Physician Satisfaction with Commercial Managed Care
Physicians expressed neutrality toward clinical autonomy (mean = 2.95, standard deviation [SD] = 0.84), neutrality or slight dissatisfaction with organizational autonomy (mean = 2.63, SD = 0.89) and reimbursement (mean = 2.49, SD = 0.98), and neutrality to satisfaction with patient relationships (mean = 3.22, SD = 0.84).
Comparison of Physician Satisfaction Components Among Insurance Types
We compared scores on satisfaction scales by determining the relative mean difference between various insurance types and Medicaid managed care.

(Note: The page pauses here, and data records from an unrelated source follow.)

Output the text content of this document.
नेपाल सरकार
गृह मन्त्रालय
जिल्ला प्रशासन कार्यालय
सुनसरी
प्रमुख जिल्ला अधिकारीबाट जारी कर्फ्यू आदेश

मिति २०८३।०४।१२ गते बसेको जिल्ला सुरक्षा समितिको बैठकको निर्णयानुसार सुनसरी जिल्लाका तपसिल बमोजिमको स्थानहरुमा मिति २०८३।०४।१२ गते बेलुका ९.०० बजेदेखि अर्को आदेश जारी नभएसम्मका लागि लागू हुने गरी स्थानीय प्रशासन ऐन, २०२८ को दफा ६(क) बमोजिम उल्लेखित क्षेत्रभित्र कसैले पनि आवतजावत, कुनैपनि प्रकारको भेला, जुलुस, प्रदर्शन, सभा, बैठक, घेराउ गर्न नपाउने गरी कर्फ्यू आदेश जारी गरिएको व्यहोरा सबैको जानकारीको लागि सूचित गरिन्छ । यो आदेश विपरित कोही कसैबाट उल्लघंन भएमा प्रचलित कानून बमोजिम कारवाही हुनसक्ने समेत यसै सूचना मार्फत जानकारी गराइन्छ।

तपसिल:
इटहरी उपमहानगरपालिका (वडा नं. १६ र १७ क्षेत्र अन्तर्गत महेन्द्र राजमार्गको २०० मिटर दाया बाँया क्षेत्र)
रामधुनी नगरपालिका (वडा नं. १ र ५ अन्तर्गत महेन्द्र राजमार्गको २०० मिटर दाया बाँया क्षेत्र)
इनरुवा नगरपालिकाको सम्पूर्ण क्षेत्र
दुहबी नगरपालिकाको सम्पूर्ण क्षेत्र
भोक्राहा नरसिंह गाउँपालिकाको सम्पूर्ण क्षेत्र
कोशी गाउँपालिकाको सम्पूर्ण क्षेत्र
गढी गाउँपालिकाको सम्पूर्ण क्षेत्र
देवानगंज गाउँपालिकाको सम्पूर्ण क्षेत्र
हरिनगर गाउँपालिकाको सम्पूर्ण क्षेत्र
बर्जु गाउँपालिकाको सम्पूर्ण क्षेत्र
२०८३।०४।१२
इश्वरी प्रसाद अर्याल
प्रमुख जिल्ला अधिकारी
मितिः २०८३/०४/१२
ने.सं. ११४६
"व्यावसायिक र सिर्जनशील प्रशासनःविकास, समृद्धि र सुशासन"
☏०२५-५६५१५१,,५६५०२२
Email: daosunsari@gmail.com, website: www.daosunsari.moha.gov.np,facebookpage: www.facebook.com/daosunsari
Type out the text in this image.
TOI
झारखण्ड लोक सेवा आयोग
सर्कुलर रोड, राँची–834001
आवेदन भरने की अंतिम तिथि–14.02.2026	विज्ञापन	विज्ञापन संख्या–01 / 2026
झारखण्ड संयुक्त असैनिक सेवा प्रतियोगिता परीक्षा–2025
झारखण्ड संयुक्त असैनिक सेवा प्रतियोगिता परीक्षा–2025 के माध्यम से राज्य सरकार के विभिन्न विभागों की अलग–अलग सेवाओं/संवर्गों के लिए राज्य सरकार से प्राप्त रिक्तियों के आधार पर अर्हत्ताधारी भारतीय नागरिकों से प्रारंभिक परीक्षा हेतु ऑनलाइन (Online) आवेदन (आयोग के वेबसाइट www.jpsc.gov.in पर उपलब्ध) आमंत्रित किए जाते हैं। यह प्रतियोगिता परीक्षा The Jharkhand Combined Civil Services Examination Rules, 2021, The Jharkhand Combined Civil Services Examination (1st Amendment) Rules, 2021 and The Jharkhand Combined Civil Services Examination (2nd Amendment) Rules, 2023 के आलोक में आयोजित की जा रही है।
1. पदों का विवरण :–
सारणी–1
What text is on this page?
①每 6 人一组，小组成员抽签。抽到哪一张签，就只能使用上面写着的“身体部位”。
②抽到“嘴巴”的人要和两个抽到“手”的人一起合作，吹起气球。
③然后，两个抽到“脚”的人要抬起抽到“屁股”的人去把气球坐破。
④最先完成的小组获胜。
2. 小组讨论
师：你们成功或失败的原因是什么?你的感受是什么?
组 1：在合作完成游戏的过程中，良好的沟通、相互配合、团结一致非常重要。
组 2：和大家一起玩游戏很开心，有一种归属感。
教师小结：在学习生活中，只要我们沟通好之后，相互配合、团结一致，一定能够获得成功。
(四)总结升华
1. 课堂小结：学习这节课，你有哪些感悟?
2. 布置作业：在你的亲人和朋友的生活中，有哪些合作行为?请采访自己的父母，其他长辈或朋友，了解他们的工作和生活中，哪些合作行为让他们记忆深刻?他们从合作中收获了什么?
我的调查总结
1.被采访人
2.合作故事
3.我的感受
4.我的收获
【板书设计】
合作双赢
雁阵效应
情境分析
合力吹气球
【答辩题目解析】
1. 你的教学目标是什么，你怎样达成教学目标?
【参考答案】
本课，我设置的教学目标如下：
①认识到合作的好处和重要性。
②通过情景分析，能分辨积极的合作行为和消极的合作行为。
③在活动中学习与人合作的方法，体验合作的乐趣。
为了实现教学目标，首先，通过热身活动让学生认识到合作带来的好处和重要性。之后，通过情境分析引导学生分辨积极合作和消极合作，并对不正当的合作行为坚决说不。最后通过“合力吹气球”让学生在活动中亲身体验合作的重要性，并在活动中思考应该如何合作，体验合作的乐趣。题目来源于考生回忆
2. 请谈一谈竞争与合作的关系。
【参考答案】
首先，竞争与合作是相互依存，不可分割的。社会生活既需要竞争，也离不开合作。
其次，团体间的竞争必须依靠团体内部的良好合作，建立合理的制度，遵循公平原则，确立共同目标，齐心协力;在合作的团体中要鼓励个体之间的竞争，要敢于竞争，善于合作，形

This was calculated by subtracting mean satisfaction scale scores for different insurance types from mean Medicaid managed care scores and dividing that result by the maximum possible range for that scale. For these comparisons, experienced researchers’ consensus opinion was that a 10% difference would be meaningful. In the Medicaid managed care sample, satisfaction with reimbursement was less with Medicaid managed care than with commercial managed care Table 2. Physicians expressed lower satisfaction with clinical autonomy in a Medicaid managed care system than with their previous traditional Medicaid experience. Satisfaction with Medicaid managed care reimbursement was lower than satisfaction with traditional Medicaid reimbursement measured in the traditional Medicaid sample.
Predictors of Satisfaction
Physicians’ satisfaction with components of satisfaction in a Medicaid managed care system was correlated with overall satisfaction with Medicaid managed care Table 3. Overall satisfaction was also correlated with comfort with workload, caring for patients less than 30 hours per week, being a woman, and being a family physician. Satisfaction was inversely correlated with hours worked, caring for patients more than 60 hours per week, and the number of Medicaid managed care plans in which a physician participated.
We developed 3 stepwise multiple linear regression models using overall satisfaction with Medicaid managed care as the dependent variable. We built 3 models to explore the effects of any instability in the regression models due to missing data. For model 1, satisfaction components were independent variables, and for model 2 all variables that were significant in bivariate analysis were independent variables. Independent variables entered into model 3 were global satisfaction with the practice of medicine, clinical autonomy, workload, number of Medicaid managed care plans in which physicians participated, and whether a physician worked more than 60 hours or less than 30 hours per week in patient care. The resulting models were similar: only model 3 is reported here.* In this regression model, satisfaction with clinical autonomy was the most important predictor of overall satisfaction with Medicaid managed care, accounting for 40% of the variance in overall satisfaction Table 4. Global satisfaction with the practice of medicine, satisfaction with reimbursement, and working less than 30 hours per week in direct patient care were less important predictors of overall satisfaction.
Discussion
This is the first study to measure physician satisfaction with Medicaid managed care in comparison with traditional Medicaid and commercial managed care. Although physicians were less satisfied with Medicaid managed care in comparison with commercial managed care and their previous traditional Medicaid experience, they were not less satisfied with Medicaid managed care in comparison to physician satisfaction with traditional Medicaid measured in the traditional Medicaid sample. This suggests that physicians’ satisfaction level with commercial managed care did not decline from their previous level of satisfaction with traditional Medicaid. The higher satisfaction reported for physicians’ previous experience with traditional Medicaid may be related to implementation of the new Medicaid managed care program.
Physicians’ satisfaction level with clinical autonomy in the Medicaid managed care and commercial managed care systems was similar, indicating that physicians view the methods used to affect their behavior in commercial and Medicaid managed care programs similarly. This finding is supported by the results of a study of Arizona’s Medicaid managed care program.36
Our finding that clinical autonomy was a strong predictor of overall satisfaction with Medicaid managed care is consistent with the findings of other recent studies of physician satisfaction37,38 and theoretical work that stresses the importance of autonomy in the development of professional identity and functioning.18 The strength of this association in our study (R2 = .40) highlights the importance physicians place on maintaining their authority to provide the care they believe will best serve their patients. In contrast, satisfaction with reimbursement was a weak predictor of overall satisfaction (R2 = .02). State Medicaid agencies attempting to improve physician satisfaction with Medicaid managed care should work first to improve clinical autonomy while providing reasonable reimbursement. In traditional Medicaid programs, both reimbursement and decreased interference with clinical decision making have been associated with increased rates of participation.39-41 Increasing physician satisfaction with clinical autonomy in Medicaid managed care plans may result in increased rates of physician participation.